On the surface, this can appear to indicate a lack of deep teaching and/or exposure to the deeper aspects of their respective arts. Not really. Rather it is a focus on the possibilities inherent in and the eternal strength of the foundations. In my experience, each of my teachers has exposed me to possibilities beyond my grasp at the time, but still within grasp ultimately. At the same time they emphasized the very thing needed to reach these new heights was more focus on the basics.
Teaching of this type is a two-edged sword. On one hand, it makes it easier to relate to newer, less experienced students but at the same time possibly boring and not challenging to older long-term students. Negotiating is a skill for teacher and student alike. The teacher must challenge the older student with the depths of the basics all the while acknowledging the lack of limitations. And when appropriate, giving the student the next thing they need. At the same time, the student needs to forgo the flashy for the basic, to do the necessary work. Still, I am forced to admit to at times wishing my teachers would reveal secret invincible fighting skills or mind-altering pranayama exercises. Instead they gave me hours of simple Qigong and Zhan Zhuang (Taiji), and basic meditation and listening to Om (Kriya Yoga). With time I have been able to understand and appreciate the ultimate value of their intentions. And I am now eternally grateful to them for their teaching discipline. In a nut shell it's wax on/wax off.
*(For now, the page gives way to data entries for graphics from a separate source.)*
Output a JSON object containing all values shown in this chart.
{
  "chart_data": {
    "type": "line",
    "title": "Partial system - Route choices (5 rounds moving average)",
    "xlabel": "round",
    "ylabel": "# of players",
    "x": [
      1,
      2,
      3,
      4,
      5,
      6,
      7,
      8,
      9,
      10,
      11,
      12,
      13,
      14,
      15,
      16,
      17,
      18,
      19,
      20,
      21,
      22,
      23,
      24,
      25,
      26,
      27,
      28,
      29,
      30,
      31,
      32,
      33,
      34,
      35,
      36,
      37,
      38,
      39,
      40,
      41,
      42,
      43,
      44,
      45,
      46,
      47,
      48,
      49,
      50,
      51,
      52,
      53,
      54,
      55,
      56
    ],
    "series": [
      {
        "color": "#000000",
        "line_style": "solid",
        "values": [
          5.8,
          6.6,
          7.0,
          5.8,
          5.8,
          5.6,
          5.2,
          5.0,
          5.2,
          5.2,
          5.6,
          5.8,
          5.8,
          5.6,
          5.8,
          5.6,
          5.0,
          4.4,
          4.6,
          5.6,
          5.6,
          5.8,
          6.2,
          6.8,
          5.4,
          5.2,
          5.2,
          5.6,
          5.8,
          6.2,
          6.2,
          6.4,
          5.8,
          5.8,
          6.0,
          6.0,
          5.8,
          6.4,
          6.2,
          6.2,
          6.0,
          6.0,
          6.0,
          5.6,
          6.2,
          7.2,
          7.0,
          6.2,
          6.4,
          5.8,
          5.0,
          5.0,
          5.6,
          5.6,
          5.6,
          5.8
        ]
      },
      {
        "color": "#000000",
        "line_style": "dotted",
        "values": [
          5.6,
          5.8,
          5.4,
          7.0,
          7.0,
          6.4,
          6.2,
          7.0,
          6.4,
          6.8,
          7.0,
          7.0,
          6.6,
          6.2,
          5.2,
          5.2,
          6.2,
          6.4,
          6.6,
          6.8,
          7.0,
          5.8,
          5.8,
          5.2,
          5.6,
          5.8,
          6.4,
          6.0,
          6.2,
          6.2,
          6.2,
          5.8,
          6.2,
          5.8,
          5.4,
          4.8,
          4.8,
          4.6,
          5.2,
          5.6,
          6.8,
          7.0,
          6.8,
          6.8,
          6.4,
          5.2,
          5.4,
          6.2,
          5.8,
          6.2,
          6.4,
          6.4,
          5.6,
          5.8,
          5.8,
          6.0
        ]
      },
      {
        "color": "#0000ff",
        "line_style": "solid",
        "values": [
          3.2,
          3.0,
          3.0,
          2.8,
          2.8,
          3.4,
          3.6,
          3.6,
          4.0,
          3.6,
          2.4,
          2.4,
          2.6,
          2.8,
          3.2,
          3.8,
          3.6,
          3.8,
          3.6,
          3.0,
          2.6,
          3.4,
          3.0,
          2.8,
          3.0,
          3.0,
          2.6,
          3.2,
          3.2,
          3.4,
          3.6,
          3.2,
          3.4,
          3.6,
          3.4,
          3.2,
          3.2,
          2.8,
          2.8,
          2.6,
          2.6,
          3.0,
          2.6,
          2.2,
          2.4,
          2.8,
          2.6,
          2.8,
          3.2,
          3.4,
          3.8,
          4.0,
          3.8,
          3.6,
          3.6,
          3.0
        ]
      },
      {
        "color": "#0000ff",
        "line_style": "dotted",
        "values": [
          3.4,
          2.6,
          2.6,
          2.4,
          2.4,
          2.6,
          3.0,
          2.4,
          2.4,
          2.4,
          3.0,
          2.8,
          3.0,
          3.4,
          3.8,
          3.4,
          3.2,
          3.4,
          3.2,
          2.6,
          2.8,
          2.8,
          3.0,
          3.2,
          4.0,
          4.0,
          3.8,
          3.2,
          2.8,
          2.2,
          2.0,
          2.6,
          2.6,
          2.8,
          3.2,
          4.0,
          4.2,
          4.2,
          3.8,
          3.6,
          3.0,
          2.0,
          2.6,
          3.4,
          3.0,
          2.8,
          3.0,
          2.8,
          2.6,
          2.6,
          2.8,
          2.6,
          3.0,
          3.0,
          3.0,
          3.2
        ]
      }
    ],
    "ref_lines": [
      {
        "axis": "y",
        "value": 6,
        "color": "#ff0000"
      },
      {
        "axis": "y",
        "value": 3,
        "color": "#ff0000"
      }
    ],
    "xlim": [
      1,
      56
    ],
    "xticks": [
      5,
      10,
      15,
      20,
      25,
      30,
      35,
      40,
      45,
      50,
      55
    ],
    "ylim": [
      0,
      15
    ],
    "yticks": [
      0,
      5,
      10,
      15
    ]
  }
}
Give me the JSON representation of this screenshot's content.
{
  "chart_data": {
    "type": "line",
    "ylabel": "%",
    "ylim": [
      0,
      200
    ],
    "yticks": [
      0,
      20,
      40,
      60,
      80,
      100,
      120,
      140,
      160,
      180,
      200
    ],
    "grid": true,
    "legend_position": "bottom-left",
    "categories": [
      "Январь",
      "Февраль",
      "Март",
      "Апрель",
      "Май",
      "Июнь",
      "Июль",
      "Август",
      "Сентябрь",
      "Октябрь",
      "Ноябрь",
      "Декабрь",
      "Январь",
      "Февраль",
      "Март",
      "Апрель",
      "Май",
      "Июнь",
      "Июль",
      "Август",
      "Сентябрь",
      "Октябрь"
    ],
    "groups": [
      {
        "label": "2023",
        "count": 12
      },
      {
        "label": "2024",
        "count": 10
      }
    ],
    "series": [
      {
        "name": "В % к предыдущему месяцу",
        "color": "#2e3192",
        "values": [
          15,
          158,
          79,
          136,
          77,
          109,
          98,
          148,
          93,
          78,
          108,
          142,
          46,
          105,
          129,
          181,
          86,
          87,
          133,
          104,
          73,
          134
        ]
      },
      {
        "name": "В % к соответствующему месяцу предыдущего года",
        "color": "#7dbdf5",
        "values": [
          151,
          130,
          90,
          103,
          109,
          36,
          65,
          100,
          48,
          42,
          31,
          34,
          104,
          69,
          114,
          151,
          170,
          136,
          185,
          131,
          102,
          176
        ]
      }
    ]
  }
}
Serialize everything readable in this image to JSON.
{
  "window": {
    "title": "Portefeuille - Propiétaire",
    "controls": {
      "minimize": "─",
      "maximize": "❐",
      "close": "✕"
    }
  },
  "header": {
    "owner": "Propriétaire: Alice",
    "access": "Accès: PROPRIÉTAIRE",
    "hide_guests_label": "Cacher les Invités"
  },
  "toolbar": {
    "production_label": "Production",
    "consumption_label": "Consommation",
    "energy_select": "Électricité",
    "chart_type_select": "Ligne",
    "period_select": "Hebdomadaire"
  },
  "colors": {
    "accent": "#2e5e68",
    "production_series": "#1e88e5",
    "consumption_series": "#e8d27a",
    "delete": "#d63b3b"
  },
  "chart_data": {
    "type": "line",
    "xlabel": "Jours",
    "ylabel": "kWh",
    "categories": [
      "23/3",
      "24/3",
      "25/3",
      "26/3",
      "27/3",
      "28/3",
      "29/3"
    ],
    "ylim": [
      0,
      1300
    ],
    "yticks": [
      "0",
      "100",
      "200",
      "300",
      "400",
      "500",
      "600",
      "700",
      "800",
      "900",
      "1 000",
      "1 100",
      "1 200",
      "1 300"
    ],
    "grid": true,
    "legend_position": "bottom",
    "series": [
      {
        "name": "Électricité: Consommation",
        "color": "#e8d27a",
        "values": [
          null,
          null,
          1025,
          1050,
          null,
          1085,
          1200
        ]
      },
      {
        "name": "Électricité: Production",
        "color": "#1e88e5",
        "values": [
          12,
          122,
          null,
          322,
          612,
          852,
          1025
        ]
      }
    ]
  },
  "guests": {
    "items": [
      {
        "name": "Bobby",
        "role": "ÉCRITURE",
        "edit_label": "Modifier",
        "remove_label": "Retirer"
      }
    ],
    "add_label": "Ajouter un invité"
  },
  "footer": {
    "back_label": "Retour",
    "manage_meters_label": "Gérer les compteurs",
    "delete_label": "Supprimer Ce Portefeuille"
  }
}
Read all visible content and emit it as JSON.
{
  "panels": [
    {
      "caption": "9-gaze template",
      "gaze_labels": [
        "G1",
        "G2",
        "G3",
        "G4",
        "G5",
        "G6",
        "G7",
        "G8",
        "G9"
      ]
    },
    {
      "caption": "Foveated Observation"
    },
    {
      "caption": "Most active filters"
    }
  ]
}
I recently listened to a fitness podcast where the guy being interviewed was a strength and conditioning coach in the NBA. He told the story of how when he was first getting started he met Kobe Bryant and witnessed his morning training routine. He noted that he was flabbergasted that Bryant spent a large part of this precious time going over basic footwork and movement drills--the same things that are taught and reinforced to young kids and high school players. So naturally, one of his first questions was why did this guy, the best basketball player in the Universe, spend so much time going over basic drills. Kobe's answer was that constantly reinforcing the basics was exactly why he was the best player in the Universe.
Further to the point, it is my impression that in the internal arts--at least the ones I practice--this is where we find Gong Fu and enlightenment. It's not really all that difficult. It is right here in our midst. We are that. When you get down to it, it's really quite simple.